Here's another for pharmacists explaining methods and data:

Methods
Choice of indicators
The mean was the indicator of central tendency chosen in this study. Although the median may be preferable at times when dealing with potentially skewed distributions such as earnings, the mean is a more stable indicator and its algebraic properties make it a virtually universal choice for all but descriptive purposes. Besides, pharmacists' earnings are more normally distributed relatively to other occupations.2 In matters of dispersion, however, there is no consensus. Multiple indicators, each focusing on a unique component of the inequality picture, possess different sensitivity to income levels throughout any array of values, as well as advantages and disadvantages. Consequently, analysts often estimate families of indicators in search of a more complete view of the distribution being studied.15, 16, 17 and 18 Five inequality indicators were used in this paper: the log earnings variance, the coefficient of variation, the lower median share, the 90-10 decile ratio, and the Gini coefficient.


The log earnings variance portrays inequality throughout the entire earnings distribution; it has the disadvantage of lacking an upper bound, but the variance of the natural log transformation is not affected by proportional changes in all earnings. The coefficient of variation, which is equal to the standard deviation-mean ratio, also focuses on variation across the spectrum; it is easy to conceptualize and compute, but it is susceptible to outliers. The lower median share measures the proportion of total earnings received by the lower half of the population of earners; it portrays a broad view of how earnings shares are split down the middle, but it is insensitive to transfers among earners within the same half of the distribution. The 90-10 decile ratio is obtained by dividing the total earnings reported by the lowest 10% of earners into the total earnings reported by the top 10%; it detects disparity at the extremes of the distribution, but it does not track the composition of the middle 80% of earners. And the Gini coefficient, derived from the Lorenz curve, is more sensitive to earnings changes in the middle than at the ends of the distribution, but it does not differentiate among kinds of disparity.

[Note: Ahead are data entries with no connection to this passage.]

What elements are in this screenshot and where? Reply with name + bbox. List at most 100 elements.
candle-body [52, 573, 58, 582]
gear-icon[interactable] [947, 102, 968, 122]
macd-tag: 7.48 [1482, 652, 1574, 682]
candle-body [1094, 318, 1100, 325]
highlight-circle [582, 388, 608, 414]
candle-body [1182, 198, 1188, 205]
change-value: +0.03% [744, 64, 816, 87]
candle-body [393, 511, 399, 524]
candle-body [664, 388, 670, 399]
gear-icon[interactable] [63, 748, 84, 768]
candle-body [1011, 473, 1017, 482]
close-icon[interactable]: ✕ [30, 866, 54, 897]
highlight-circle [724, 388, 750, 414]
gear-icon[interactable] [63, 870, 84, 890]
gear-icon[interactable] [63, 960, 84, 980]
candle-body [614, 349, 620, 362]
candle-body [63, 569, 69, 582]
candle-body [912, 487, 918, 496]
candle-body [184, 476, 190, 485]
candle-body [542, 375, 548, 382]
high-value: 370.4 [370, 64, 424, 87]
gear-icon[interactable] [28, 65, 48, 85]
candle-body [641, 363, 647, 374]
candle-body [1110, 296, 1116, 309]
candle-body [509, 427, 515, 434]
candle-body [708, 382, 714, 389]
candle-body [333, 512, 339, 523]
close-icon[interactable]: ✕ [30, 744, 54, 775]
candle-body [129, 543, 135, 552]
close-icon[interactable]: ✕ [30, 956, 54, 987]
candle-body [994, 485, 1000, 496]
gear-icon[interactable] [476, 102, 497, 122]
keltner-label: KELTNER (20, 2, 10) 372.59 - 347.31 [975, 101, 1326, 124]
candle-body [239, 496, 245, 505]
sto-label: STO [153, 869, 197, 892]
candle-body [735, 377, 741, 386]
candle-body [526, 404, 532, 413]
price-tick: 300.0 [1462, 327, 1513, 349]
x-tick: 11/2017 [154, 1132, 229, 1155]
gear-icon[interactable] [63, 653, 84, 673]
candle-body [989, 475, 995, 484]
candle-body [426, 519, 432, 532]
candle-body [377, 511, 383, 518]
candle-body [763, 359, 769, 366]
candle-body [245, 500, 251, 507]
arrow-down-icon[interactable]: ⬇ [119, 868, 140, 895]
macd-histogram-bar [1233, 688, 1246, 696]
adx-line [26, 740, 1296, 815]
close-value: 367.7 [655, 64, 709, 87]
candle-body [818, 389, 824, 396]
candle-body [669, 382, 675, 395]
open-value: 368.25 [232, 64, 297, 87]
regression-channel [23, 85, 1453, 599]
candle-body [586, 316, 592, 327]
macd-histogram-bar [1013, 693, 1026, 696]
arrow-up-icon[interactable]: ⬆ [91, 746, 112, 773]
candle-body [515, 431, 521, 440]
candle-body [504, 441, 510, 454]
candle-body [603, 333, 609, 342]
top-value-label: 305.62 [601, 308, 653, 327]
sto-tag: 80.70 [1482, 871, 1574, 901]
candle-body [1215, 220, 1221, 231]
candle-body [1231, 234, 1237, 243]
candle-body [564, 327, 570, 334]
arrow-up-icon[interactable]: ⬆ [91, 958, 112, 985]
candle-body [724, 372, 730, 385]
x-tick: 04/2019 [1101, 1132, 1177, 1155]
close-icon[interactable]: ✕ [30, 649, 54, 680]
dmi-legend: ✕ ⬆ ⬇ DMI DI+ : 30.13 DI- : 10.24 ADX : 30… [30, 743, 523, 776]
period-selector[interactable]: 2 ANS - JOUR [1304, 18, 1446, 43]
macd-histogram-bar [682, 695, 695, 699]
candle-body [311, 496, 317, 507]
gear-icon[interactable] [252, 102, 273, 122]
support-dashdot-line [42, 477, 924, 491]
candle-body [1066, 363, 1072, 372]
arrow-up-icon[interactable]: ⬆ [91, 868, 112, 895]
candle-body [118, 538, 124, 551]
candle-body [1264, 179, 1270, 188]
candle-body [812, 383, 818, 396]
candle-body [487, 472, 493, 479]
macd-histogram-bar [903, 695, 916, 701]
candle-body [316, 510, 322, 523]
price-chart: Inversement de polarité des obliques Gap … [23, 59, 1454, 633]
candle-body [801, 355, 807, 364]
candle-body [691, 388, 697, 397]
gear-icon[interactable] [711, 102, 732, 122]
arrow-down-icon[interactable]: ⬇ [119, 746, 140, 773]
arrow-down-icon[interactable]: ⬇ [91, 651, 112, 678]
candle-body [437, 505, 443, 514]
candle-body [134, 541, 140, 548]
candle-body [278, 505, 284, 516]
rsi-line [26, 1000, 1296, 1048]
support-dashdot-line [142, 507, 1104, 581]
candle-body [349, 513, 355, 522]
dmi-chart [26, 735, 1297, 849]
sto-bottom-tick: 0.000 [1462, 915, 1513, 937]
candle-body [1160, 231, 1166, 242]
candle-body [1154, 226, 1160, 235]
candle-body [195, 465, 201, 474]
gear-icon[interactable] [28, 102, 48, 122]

Greater inequality in a distribution would be denoted by smaller values of the lower median share and greater values of the other four indicators. A more detailed discussion of these inequality indicators may be found in the article from which the data were obtained (see below).

Data
Carvajal and Armayor19 have discussed and calculated the values of these five earnings inequality indicators, along with the mean, for 41 groupings of pharmacists in 16 categories (gender, ethnic group, age group, etc.). The central tendency and dispersion indicators were developed separately for all pharmacists in the data set and for the subset of practitioners working full time, defined as an average work week of 36 or more hours. The distinction between the two groups was based on the presumption that the labor supply function of full-time pharmacists probably has different determinants, and/or different weights of the same determinants, compared with the labor supply function of pharmacists who restrict their work hours due to a seemingly higher opportunity cost of non-work activities. More inequality was expected, and found, in the overall distribution than in the distribution of full-time pharmacists because of wider differences in the amount of labor supplied.

The original data were obtained from the responses of 1278 registered South Florida pharmacists to a 2006–2007 questionnaire designed specifically for studies of this nature. More than three-quarters (77.5%) of respondents reported working, on average, at least 36 h per week; this was approximately the same percentage reported by the 2009 National Pharmacist Workforce Study.20

See, they explain how the data got there, why they used certain methods, what the survey contained, when they excluded some data, etc. You are just listing results with no explanation.